People v. Raymond

Decision Date09 December 2010
Docket NumberNo. 1-08-2891.,1-08-2891.
Citation938 N.E.2d 131,404 Ill.App.3d 1028,344 Ill.Dec. 862
PartiesThe PEOPLE of the State of Illinois, Plaintiff-Appellee, v. Antonio RAYMOND, Defendant-Appellant.
CourtUnited States Appellate Court of Illinois

Office of the State Appellate Defender, Alan D. Goldberg, Chicago, IL (Sean Southern, Assistant Appellate Defender), for Appellant.

Anita M. Alvarez, State's Attorney, Chicago, IL (Alan J. Spellberg, Samuel Shim, of counsel), for Appellee.

Justice ROBERT E. GORDON delivered the opinion of the court:

[344 Ill.Dec. 867, 404 Ill.App.3d 1030]

Following a jury trial, defendant Antonio Raymond (defendant) was convicted of predatory criminal sexual assault of a child. After considering evidence in aggravation and mitigation, the trial court sentenced him to 20 years' imprisonment. Defendant's motion to reconsider the sentence was denied, and defendant filed this timely appeal. On appeal, defendant argues that his conviction should be reversed because the State failed to prove the element of penetration beyond a reasonable doubt. Defendant further raises several arguments for a new trial: (1) that the trial court denied defendant a fair trial by refusing to allow him to argue mistake of age as a defense; (2) that the trial court erred in allowing evidence concerning defendant'sprior conviction for aggravated criminal sexual abuse; (3) that the trial court violated Supreme Court Rule 431(b) (Official Reports Advance Sheet No. 8 (April 11, 2007), R. 431(b), eff. May 1, 2007) during jury selection by not inquiring into all of the Zehr factors ( People v. Zehr, 103 Ill.2d 472, 477, 83 Ill.Dec. 128, 469 N.E.2d 1062 (1984)); and (4) that the State inflamed jurors' passions through improper remarks during closing argument and rebuttal, thereby preventing defendant from receiving a fair trial. Finally, defendant asks for a reduced sentence because he claims that his sentence was excessive. We affirm.

BACKGROUND

On June 7, 2006, 23-year-old defendant Antonio Raymond was arrested when police officers entered a house in which they discovered defendant and 12-year-old KS (victim) on a bed, both naked from the waist down. Defendant was charged with predatory criminal sexual assault of a child. 720 ILCS 5/12-14.1(a)(1) (West 2008).

Prior to trial, the State moved in limine to bar defendant from referencing his belief that the victim was over the age of 17, arguing that mistake of age was not a valid defense to the charge of predatory criminal sexual assault of a child. Defendant responded that the victim told police that she was 19 and later changed her stated age to 15; one officer's arrest report stated that defendant told police that "[s]he told me she was nineteen years old." Defendant argued that the victim's statements as to her age were relevant to her credibility. The trial court granted the State's motion and denied defendant the use of a mistake of age defense.
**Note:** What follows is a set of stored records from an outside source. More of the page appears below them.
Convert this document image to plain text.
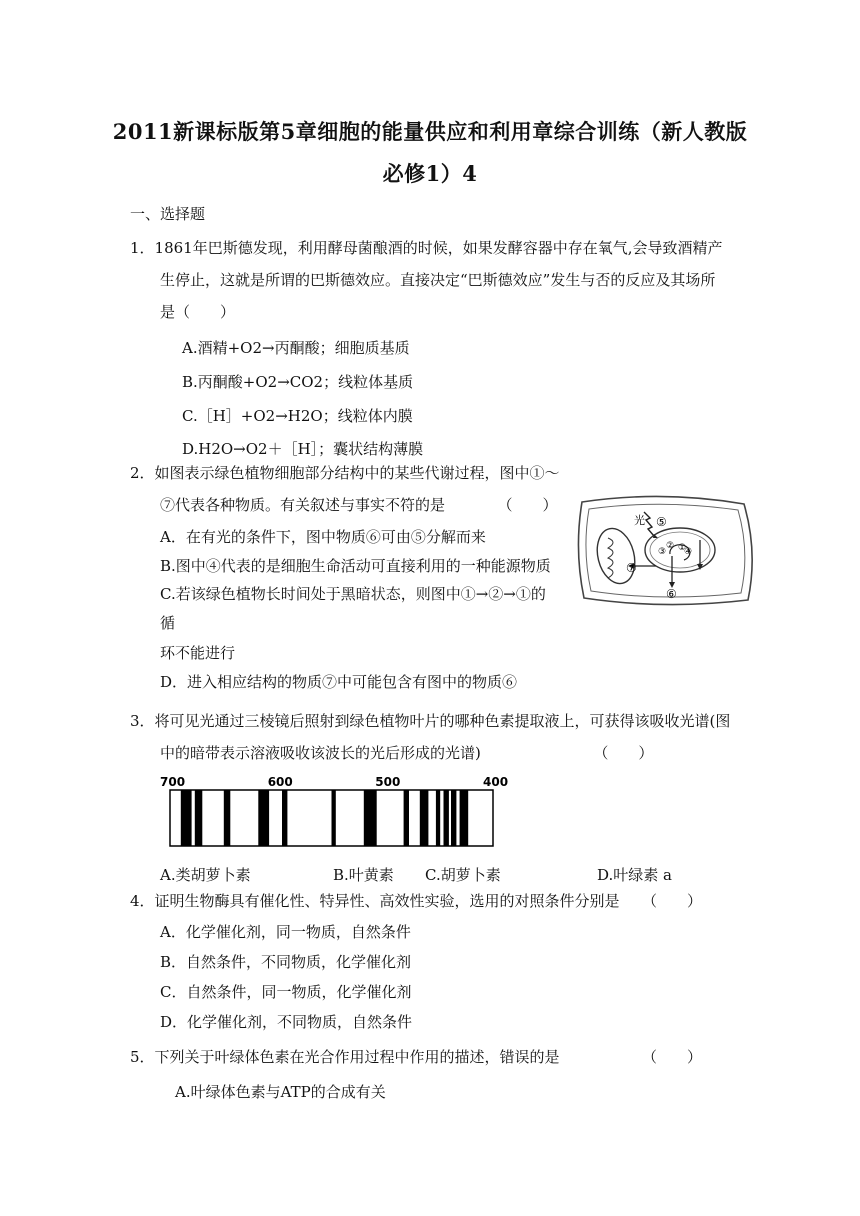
2011新课标版第5章细胞的能量供应和利用章综合训练（新人教版
必修1）4
一、选择题
1．1861年巴斯德发现，利用酵母菌酿酒的时候，如果发酵容器中存在氧气,会导致酒精产
生停止，这就是所谓的巴斯德效应。直接决定“巴斯德效应”发生与否的反应及其场所
是（　　）
A.酒精+O2→丙酮酸；细胞质基质
B.丙酮酸+O2→CO2；线粒体基质
C.［H］+O2→H2O；线粒体内膜
D.H2O→O2＋［H］；囊状结构薄膜
2．如图表示绿色植物细胞部分结构中的某些代谢过程，图中①～
⑦代表各种物质。有关叙述与事实不符的是　　　　（　　）
A．在有光的条件下，图中物质⑥可由⑤分解而来
B.图中④代表的是细胞生命活动可直接利用的一种能源物质
C.若该绿色植物长时间处于黑暗状态，则图中①→②→①的
循
环不能进行
D．进入相应结构的物质⑦中可能包含有图中的物质⑥
光 ⑤
①
②
③ ④
⑥
⑦
3．将可见光通过三棱镜后照射到绿色植物叶片的哪种色素提取液上，可获得该吸收光谱(图
中的暗带表示溶液吸收该波长的光后形成的光谱)　　　　　　　　（　　）
700	600	500	400
A.类胡萝卜素	B.叶黄素 C.胡萝卜素	D.叶绿素 a
4．证明生物酶具有催化性、特异性、高效性实验，选用的对照条件分别是　　（　　）
A．化学催化剂，同一物质，自然条件
B．自然条件，不同物质，化学催化剂
C．自然条件，同一物质，化学催化剂
D．化学催化剂，不同物质，自然条件
5．下列关于叶绿体色素在光合作用过程中作用的描述，错误的是　　　　　　（　　）
A.叶绿体色素与ATP的合成有关
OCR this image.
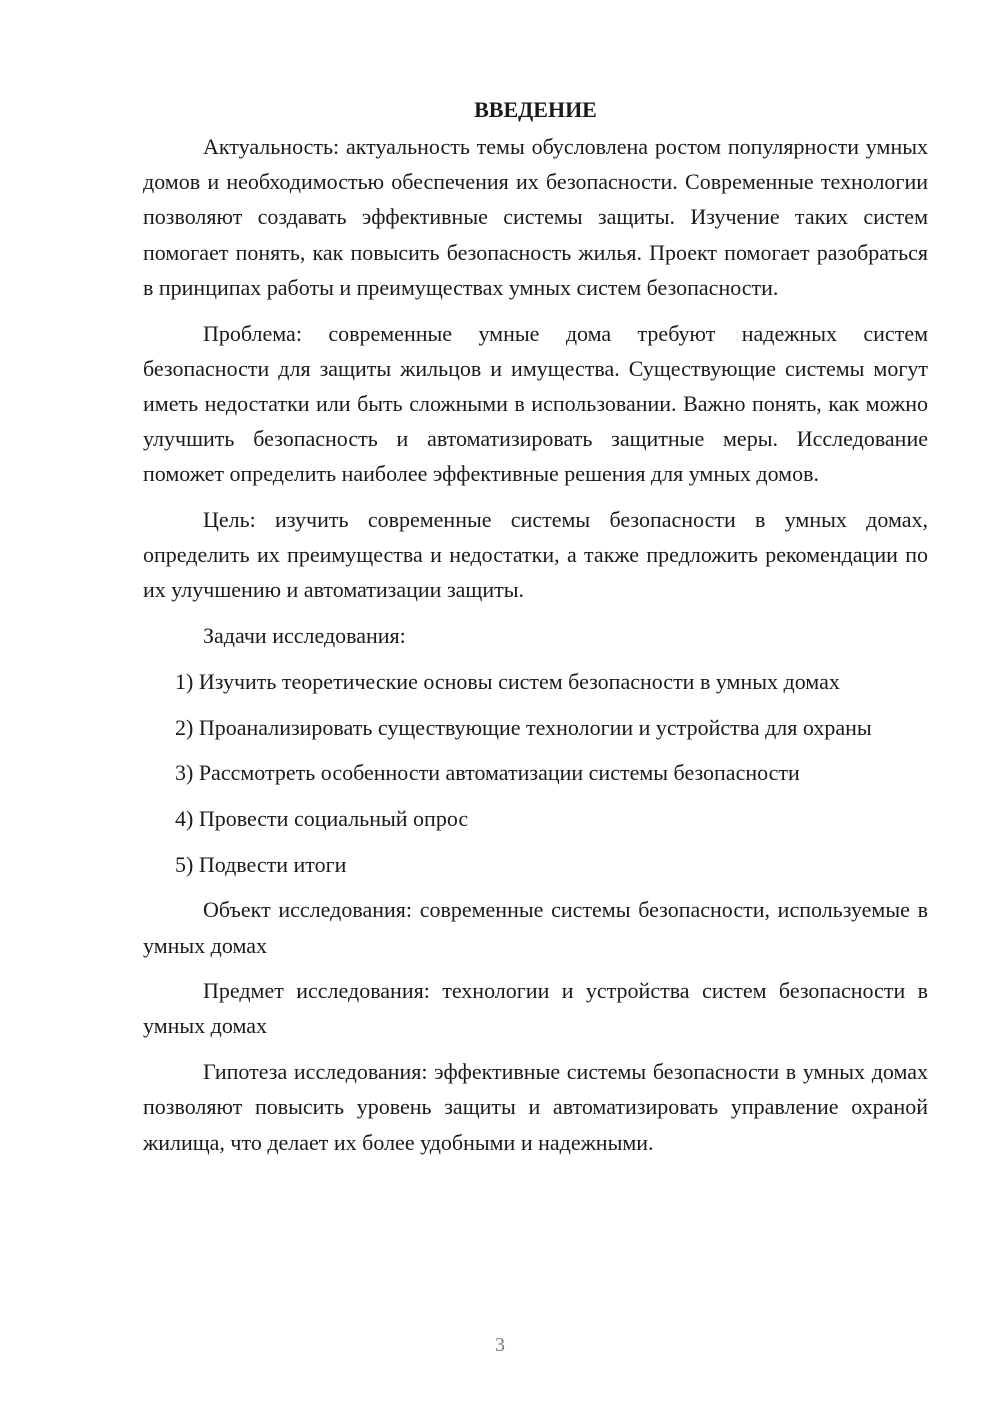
ВВЕДЕНИЕ

Актуальность: актуальность темы обусловлена ростом популярности умных домов и необходимостью обеспечения их безопасности. Современные технологии позволяют создавать эффективные системы защиты. Изучение таких систем помогает понять, как повысить безопасность жилья. Проект помогает разобраться в принципах работы и преимуществах умных систем безопасности.

Проблема: современные умные дома требуют надежных систем безопасности для защиты жильцов и имущества. Существующие системы могут иметь недостатки или быть сложными в использовании. Важно понять, как можно улучшить безопасность и автоматизировать защитные меры. Исследование поможет определить наиболее эффективные решения для умных домов.

Цель: изучить современные системы безопасности в умных домах, определить их преимущества и недостатки, а также предложить рекомендации по их улучшению и автоматизации защиты.

Задачи исследования:

1) Изучить теоретические основы систем безопасности в умных домах
2) Проанализировать существующие технологии и устройства для охраны
3) Рассмотреть особенности автоматизации системы безопасности
4) Провести социальный опрос
5) Подвести итоги

Объект исследования: современные системы безопасности, используемые в умных домах

Предмет исследования: технологии и устройства систем безопасности в умных домах

Гипотеза исследования: эффективные системы безопасности в умных домах позволяют повысить уровень защиты и автоматизировать управление охраной жилища, что делает их более удобными и надежными.

3
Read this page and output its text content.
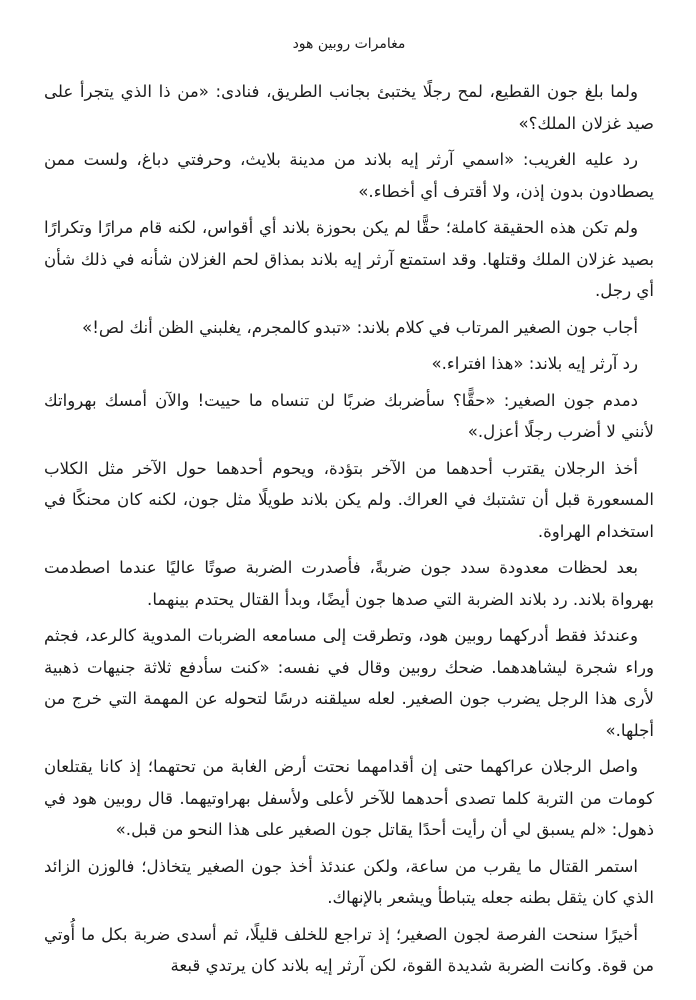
مغامرات روبين هود

ولما بلغ جون القطيع، لمح رجلًا يختبئ بجانب الطريق، فنادى: «من ذا الذي يتجرأ على صيد غزلان الملك؟»

رد عليه الغريب: «اسمي آرثر إيه بلاند من مدينة بلايث، وحرفتي دباغ، ولست ممن يصطادون بدون إذن، ولا أقترف أي أخطاء.»

ولم تكن هذه الحقيقة كاملة؛ حقًّا لم يكن بحوزة بلاند أي أقواس، لكنه قام مرارًا وتكرارًا بصيد غزلان الملك وقتلها. وقد استمتع آرثر إيه بلاند بمذاق لحم الغزلان شأنه في ذلك شأن أي رجل.

أجاب جون الصغير المرتاب في كلام بلاند: «تبدو كالمجرم، يغلبني الظن أنك لص!»

رد آرثر إيه بلاند: «هذا افتراء.»

دمدم جون الصغير: «حقًّا؟ سأضربك ضربًا لن تنساه ما حييت! والآن أمسك بهرواتك لأنني لا أضرب رجلًا أعزل.»

أخذ الرجلان يقترب أحدهما من الآخر بتؤدة، ويحوم أحدهما حول الآخر مثل الكلاب المسعورة قبل أن تشتبك في العراك. ولم يكن بلاند طويلًا مثل جون، لكنه كان محنكًا في استخدام الهراوة.

بعد لحظات معدودة سدد جون ضربةً، فأصدرت الضربة صوتًا عاليًا عندما اصطدمت بهرواة بلاند. رد بلاند الضربة التي صدها جون أيضًا، وبدأ القتال يحتدم بينهما.

وعندئذ فقط أدركهما روبين هود، وتطرقت إلى مسامعه الضربات المدوية كالرعد، فجثم وراء شجرة ليشاهدهما. ضحك روبين وقال في نفسه: «كنت سأدفع ثلاثة جنيهات ذهبية لأرى هذا الرجل يضرب جون الصغير. لعله سيلقنه درسًا لتحوله عن المهمة التي خرج من أجلها.»

واصل الرجلان عراكهما حتى إن أقدامهما نحتت أرض الغابة من تحتهما؛ إذ كانا يقتلعان كومات من التربة كلما تصدى أحدهما للآخر لأعلى ولأسفل بهراوتيهما. قال روبين هود في ذهول: «لم يسبق لي أن رأيت أحدًا يقاتل جون الصغير على هذا النحو من قبل.»

استمر القتال ما يقرب من ساعة، ولكن عندئذ أخذ جون الصغير يتخاذل؛ فالوزن الزائد الذي كان يثقل بطنه جعله يتباطأ ويشعر بالإنهاك.

أخيرًا سنحت الفرصة لجون الصغير؛ إذ تراجع للخلف قليلًا، ثم أسدى ضربة بكل ما أُوتي من قوة. وكانت الضربة شديدة القوة، لكن آرثر إيه بلاند كان يرتدي قبعة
Additionally, the State moved in limine for the trial court to allow other crimes evidence concerning defendant's prior conviction for aggravated criminal sexual abuse of a victim named JP, as well as evidence of an alleged sexual assault against a woman named SM. As part of its argument against the admission of the other crimes evidence, the defense stated that the victim in the case at bar had told defendant that the house in which they were discovered belonged to her cousin.1 The trial court granted the State's motion regarding both JP and SM. In allowing the other crimes evidence, the court stated that "[t]he Court has reviewed the motion, considered the arguments, response to the motion, considered the case law, specifically Donahue, considered the federal rules of evidence, specifically 413, and United States versus Withorn, cited at 204 F.3d 790, Eighth Circuit Court case in 2000,

[344 Ill.Dec. 868, 938 N.E.2d 137]

allowing prior sexual assaults to prove a defendant'spropensity to rape teenage girls and then possibly claim that they have consented." The trial court then found that "the four years for three separate sexual assaults is, in fact, close in time. All of the incidents occurred in locations where, I guess, we could say normally consensual sex does not occur; a vehicle, a shed, and an abandoned home." The trial court ruled: "The Court has weighed the probative versus the prejudicial value and finds that the prior sexual assaults which occurred within four years are admissible." However, later the trial court granted defendant's motion to reconsider with regard to SM.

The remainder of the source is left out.